In April, Tom Pursglove (pictured) admitted that the average waiting time in March for the personal independence payment (PIP) telephone enquiry line was 37 minutes.
He told Labour’s Beth Winter on 26 April that the Department for Work and Pensions (DWP) was “currently experiencing higher than forecast call volumes to the PIP and DLA telephony enquiry lines” and had “recruited additional staff onto our telephony teams”, while there was “on-going recruitment to further increase resources”.
But Disability News Service has secured new figures from DWP which show that waiting-times have continued to rise.
In January, the “average speed of answer” was 23 minutes; in February, it rose to 31 minutes; and in March, it increased to 37 minutes and one second, before increasing by nearly two minutes in April, to 38 minutes and 50 seconds.
These are just average waiting-times, so many claimants will have experienced much longer waits.
DNS reported last month how disabled people were describing “disgraceful” and stressful waiting-times on the PIP enquiry line.
They described how they were facing “exhausting” waits that were more than twice as long as the average figures quoted by Pursglove in parliament, and were also having to cope with malfunctioning software that cut them off as they tried to navigate DWP’s automated voice-response technology.
One disabled woman said she was on hold for about 80 minutes while she waited for a conversation about her PIP claim that lasted just three minutes.
Another said she had had to wait as long as 90 minutes to speak to a DWP adviser.
Waiting-times for the employment and support allowance enquiry line have also continued to increase, and are now more than double where they were six months ago, according to the new DWP figures, although they are still at a much lower level than PIP waiting-times.
In November 2022, the average speed of answer on the ESA enquiry line was more than six minutes, rising to eight minutes in January, 13 minutes in March, and more than 14 minutes in April.
Asked if Pursglove was concerned that waiting-times, particularly on the PIP line, were continuing to rise, and why his efforts to address the increases did not appear to be working, a DWP spokesperson refused to comment.
This is now the third time the department has refused to comment about the PIP telephone enquiry line waiting-times.
Instead, DWP offered a near-identical statement to the one released a month ago, which again did not refer to telephone waiting-times.

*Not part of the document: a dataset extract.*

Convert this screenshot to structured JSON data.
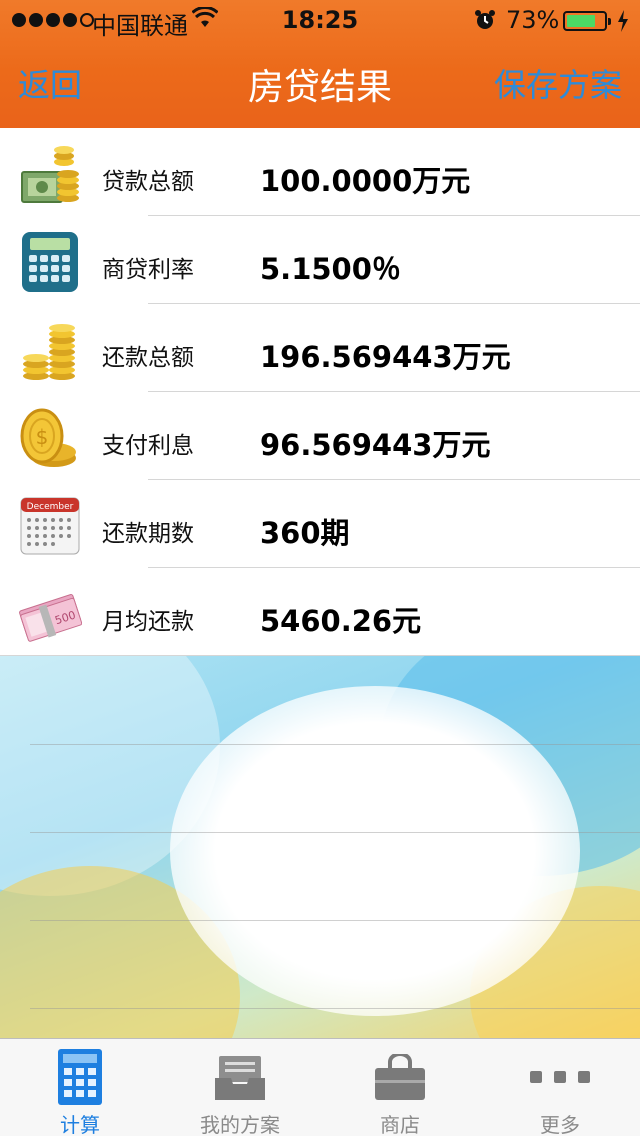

The spokesperson said: “Reducing customer journey times is a priority for the department and we are making constant improvements to our service, including expanding dedicated teams and using telephone and video appointments to make the process faster and to deliver a more efficient, user-centred service.”
Meanwhile, the Benefits and Work website has published figures obtained from DWP via a freedom of information request which show nearly half a million callers to the PIP helpline in April were deliberately disconnected by the department before they could even wait in a queue.
Benefits and Work said in its report: “The proportion of calls cut-off before entering the queue is now greater than the proportion who even get to wait for an hour or more before giving up or getting disconnected.”
It added: “The worry is that the DWP is now in a downward spiral of increasingly awful customer service.”